El plan de Hamilton: una historia épica de dinero y poder en la fundación estadounidensede William Hogeland, Farrar, Straus y Giroux, 544 páginas, 35 dólares
Durante las últimas dos décadas, Alexander Hamilton se ha convertido en un héroe popular. En 2004, la enorme biografía de Hamilton de Ron Chernow fue un éxito de ventas. Una década después, el espectacular éxito de Lin-Manuel Miranda Hamilton: un musical americano Aumentó aún más la popularidad del primer secretario del Tesoro de Estados Unidos, a pesar de sus inexactitudes y simplificaciones (o, más probablemente, debido a ellas). Y este año, Los New York Times y Bloomberg han publicado historias tituladas «Hay un hamiltoniano secreto en la Casa Blanca» y «La política industrial y Alexander Hamilton«, celebrando las iniciativas económicas del presidente Joe Biden.

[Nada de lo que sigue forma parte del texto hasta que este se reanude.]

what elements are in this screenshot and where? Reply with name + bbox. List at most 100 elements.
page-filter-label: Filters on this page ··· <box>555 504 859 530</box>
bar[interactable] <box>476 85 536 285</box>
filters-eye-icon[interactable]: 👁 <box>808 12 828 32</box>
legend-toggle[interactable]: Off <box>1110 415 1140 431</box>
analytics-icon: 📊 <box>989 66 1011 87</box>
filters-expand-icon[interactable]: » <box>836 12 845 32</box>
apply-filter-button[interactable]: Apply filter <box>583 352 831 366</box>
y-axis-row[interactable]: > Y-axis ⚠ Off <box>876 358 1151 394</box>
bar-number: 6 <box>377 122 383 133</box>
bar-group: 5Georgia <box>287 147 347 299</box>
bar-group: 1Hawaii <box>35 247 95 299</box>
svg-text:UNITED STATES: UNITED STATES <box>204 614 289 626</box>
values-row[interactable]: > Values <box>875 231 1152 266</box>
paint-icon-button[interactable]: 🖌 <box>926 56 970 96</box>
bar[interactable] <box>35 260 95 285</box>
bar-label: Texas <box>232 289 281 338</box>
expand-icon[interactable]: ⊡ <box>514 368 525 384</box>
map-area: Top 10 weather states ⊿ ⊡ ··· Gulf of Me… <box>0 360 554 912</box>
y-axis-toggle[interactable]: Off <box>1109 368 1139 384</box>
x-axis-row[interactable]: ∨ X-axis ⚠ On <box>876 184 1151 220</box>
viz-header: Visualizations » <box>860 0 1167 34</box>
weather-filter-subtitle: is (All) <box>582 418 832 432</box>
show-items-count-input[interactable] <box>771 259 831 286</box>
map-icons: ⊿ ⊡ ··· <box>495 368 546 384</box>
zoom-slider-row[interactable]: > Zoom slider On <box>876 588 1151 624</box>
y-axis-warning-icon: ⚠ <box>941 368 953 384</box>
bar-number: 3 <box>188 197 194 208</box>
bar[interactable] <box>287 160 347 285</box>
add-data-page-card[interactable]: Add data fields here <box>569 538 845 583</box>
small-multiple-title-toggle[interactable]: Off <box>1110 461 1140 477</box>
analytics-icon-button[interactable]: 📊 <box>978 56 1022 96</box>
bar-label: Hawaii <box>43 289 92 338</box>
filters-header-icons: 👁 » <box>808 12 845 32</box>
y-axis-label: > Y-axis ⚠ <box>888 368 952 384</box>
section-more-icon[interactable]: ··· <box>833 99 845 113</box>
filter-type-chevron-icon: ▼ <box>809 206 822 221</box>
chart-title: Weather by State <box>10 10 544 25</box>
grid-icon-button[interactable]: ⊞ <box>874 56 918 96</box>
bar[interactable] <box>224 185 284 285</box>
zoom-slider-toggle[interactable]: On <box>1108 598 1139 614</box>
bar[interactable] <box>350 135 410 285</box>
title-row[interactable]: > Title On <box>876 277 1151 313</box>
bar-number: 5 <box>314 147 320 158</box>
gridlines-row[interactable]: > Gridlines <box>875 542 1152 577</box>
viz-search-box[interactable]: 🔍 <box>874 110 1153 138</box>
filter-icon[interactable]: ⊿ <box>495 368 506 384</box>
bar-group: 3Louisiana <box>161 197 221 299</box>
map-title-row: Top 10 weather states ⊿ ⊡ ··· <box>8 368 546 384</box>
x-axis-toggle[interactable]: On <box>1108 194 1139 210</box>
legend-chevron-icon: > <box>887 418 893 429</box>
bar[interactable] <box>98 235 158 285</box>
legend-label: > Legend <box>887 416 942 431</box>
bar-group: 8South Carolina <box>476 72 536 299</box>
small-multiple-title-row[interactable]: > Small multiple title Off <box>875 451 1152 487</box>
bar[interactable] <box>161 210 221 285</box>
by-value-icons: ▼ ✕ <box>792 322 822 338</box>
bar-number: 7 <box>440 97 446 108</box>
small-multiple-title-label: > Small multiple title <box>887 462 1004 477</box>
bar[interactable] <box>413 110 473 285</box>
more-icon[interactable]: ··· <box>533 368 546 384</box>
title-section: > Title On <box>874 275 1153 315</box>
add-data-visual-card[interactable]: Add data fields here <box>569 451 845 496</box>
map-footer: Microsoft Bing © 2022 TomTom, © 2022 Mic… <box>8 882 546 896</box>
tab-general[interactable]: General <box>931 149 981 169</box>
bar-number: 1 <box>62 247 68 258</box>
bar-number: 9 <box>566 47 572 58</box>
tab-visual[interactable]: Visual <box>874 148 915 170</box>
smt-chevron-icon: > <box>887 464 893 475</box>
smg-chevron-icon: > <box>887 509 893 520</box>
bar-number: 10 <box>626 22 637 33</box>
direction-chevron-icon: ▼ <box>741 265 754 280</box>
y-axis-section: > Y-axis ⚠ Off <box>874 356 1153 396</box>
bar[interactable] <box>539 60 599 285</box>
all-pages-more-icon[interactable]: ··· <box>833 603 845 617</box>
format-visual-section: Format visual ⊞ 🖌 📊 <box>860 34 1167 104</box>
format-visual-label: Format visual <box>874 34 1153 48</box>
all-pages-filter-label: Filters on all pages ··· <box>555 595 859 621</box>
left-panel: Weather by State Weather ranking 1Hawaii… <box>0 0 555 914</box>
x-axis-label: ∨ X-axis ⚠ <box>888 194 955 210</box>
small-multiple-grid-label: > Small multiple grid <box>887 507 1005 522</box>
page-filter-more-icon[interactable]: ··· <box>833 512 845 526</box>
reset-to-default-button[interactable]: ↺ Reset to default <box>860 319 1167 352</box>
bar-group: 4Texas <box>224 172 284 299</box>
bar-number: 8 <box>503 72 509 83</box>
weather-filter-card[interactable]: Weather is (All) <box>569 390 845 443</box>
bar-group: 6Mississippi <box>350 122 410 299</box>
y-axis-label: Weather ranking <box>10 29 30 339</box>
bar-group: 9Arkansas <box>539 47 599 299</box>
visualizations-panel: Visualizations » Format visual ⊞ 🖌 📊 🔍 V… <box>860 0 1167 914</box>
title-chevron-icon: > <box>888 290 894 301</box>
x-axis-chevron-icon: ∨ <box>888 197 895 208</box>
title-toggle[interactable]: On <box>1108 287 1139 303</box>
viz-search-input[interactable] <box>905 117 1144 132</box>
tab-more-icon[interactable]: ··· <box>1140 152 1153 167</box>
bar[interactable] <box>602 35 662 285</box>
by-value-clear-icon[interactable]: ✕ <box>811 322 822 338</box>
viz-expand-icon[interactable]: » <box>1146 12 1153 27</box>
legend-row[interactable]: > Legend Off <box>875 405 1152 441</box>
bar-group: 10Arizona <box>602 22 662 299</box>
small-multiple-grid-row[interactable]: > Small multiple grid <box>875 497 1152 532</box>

La afición de Hamilton por la política industrial fue también una de las razones por las que el economista libertario Murray Rothbard lo apodó el Mefistófeles de la historia temprana de Estados Unidos. El nuevo libro de William Hogeland, El plan de Hamiltoncomparte esencialmente la opinión de Rothbard, aunque no por las mismas razones.
Hogeland, que no está afiliado a ninguna universidad o grupo de expertos, ha escrito varios libros sobre la historia temprana de Estados Unidos que son merecidamente respetados. Su último libro no es una biografía completa de Hamilton. En cambio, se centra en sus políticas y propuestas políticas y económicas, entrelazadas con minibiografías de varios de sus partidarios y oponentes. Además de George Washington, entre ellos se encuentran Robert Morris, quien sirvió como superintendente de finanzas del país antes de la adopción de la Constitución; William Findley, uno de los críticos más vehementes de Hamilton en la Cámara de Representantes; y Albert Gallatin, quien se convirtió en secretario del Tesoro bajo Thomas Jefferson. Hogeland se desvía de sus temas principales para criticar la descripción que hace Miranda del joven Hamilton como un inmigrante pobre que tuvo que superar los prejuicios, enfatizando el «nacimiento de Hamilton en un sitio económico central de un gran imperio». [the British Caribbean] y su acogida instantánea por parte de algunas de las personas más poderosas de la América revolucionaria». Hogeland también desacredita la afirmación de Chernow de que Hamilton era un «abolicionista intransigente».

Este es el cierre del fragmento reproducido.